April 28, 2010

Tibet: China Arrests Tibetan Writer Over Critical Comments

Active ImageA leading Tibetan writer who worked for a Chinese state publishing house has been taken into custody after criticising the government’s response to this month’s deadly earthquake.
 
 
Below is an article published by The Peninsula :

A leading Tibetan writer who worked for a Chinese state publishing house has been taken into custody after criticising the government’s response to this month’s deadly earthquake.

Tagyal, who goes by the pen name Zhogs Dung, was arrested at his workplace in the northwestern city of Xining on Friday last week, numerous websites devoted to Tibetan culture said.

Police removed computers from his home the following day and showed the arrest warrant to his wife, they said.

According to the High Peaks Pure Earth website, Zhogs Dung was arrested after signing an open letter with a group of Tibetan intellectuals that called for donations for victims of the April 14 Yushu quake.

Over 2,200 people were killed, 12,000 injured and tens of thousands of homes flattened in the 6.9-magnitude earthquake in a remote Tibetan-populated region high in the Qinghai-Tibet plateau.
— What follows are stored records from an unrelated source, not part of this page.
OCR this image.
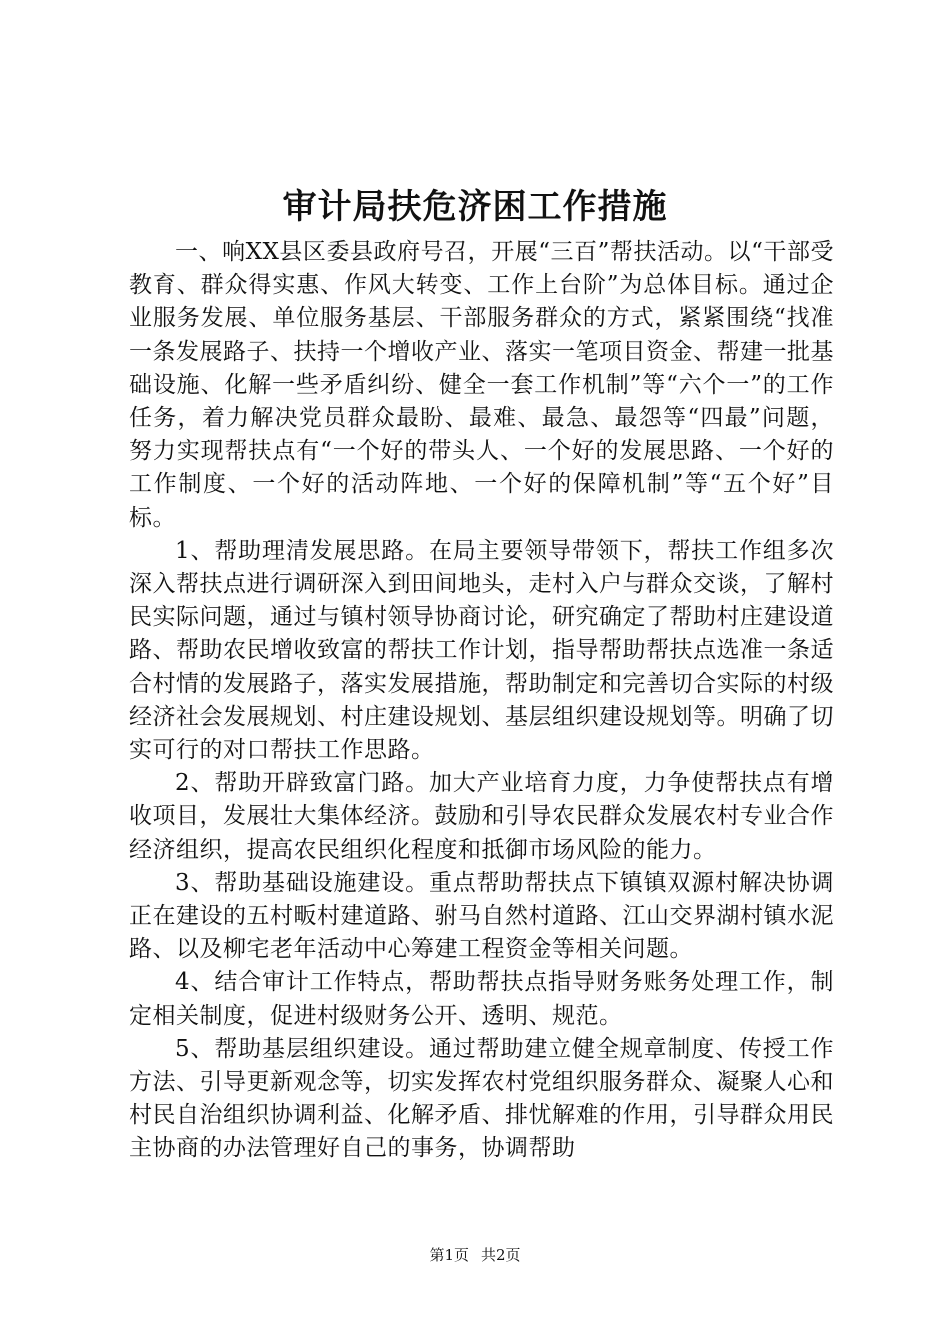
审计局扶危济困工作措施

一、响XX县区委县政府号召，开展“三百”帮扶活动。以“干部受教育、群众得实惠、作风大转变、工作上台阶”为总体目标。通过企业服务发展、单位服务基层、干部服务群众的方式，紧紧围绕“找准一条发展路子、扶持一个增收产业、落实一笔项目资金、帮建一批基础设施、化解一些矛盾纠纷、健全一套工作机制”等“六个一”的工作任务，着力解决党员群众最盼、最难、最急、最怨等“四最”问题，努力实现帮扶点有“一个好的带头人、一个好的发展思路、一个好的工作制度、一个好的活动阵地、一个好的保障机制”等“五个好”目标。

1、帮助理清发展思路。在局主要领导带领下，帮扶工作组多次深入帮扶点进行调研深入到田间地头，走村入户与群众交谈，了解村民实际问题，通过与镇村领导协商讨论，研究确定了帮助村庄建设道路、帮助农民增收致富的帮扶工作计划，指导帮助帮扶点选准一条适合村情的发展路子，落实发展措施，帮助制定和完善切合实际的村级经济社会发展规划、村庄建设规划、基层组织建设规划等。明确了切实可行的对口帮扶工作思路。

2、帮助开辟致富门路。加大产业培育力度，力争使帮扶点有增收项目，发展壮大集体经济。鼓励和引导农民群众发展农村专业合作经济组织，提高农民组织化程度和抵御市场风险的能力。

3、帮助基础设施建设。重点帮助帮扶点下镇镇双源村解决协调正在建设的五村畈村建道路、驸马自然村道路、江山交界湖村镇水泥路、以及柳宅老年活动中心筹建工程资金等相关问题。

4、结合审计工作特点，帮助帮扶点指导财务账务处理工作，制定相关制度，促进村级财务公开、透明、规范。

5、帮助基层组织建设。通过帮助建立健全规章制度、传授工作方法、引导更新观念等，切实发挥农村党组织服务群众、凝聚人心和村民自治组织协调利益、化解矛盾、排忧解难的作用，引导群众用民主协商的办法管理好自己的事务，协调帮助

第1页 共2页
In the open letter, the authors condemned some aspects of the Chinese government’s rescue and relief effort and criticised restrictions on individual efforts to help quake victims.

Police in Xining refused to comment on Zhogs Dung’s disappearance, saying they were unaware of the case.

Zhogs Dung, believed to be about 45, gained renown as one of Tibet’s leading intellectuals and essayists, but has long been seen as associated with China’s ruling Communist Party.

Meanwhile, an ethnic Mongolian activist has vanished after Chinese authorities prevented him from attending a United Nations forum on indigenous peoples in New York earlier this month, according to a rights group.

The US-based Southern Mongolian Human Rights Information Centre said that Sodmongol was arrested at Beijing’s airport on April 18, and that his whereabouts remain unknown.
He had been invited to attend a session of the United Nations Permanent Forum on Indigenous Issues at UN headquarters in New York.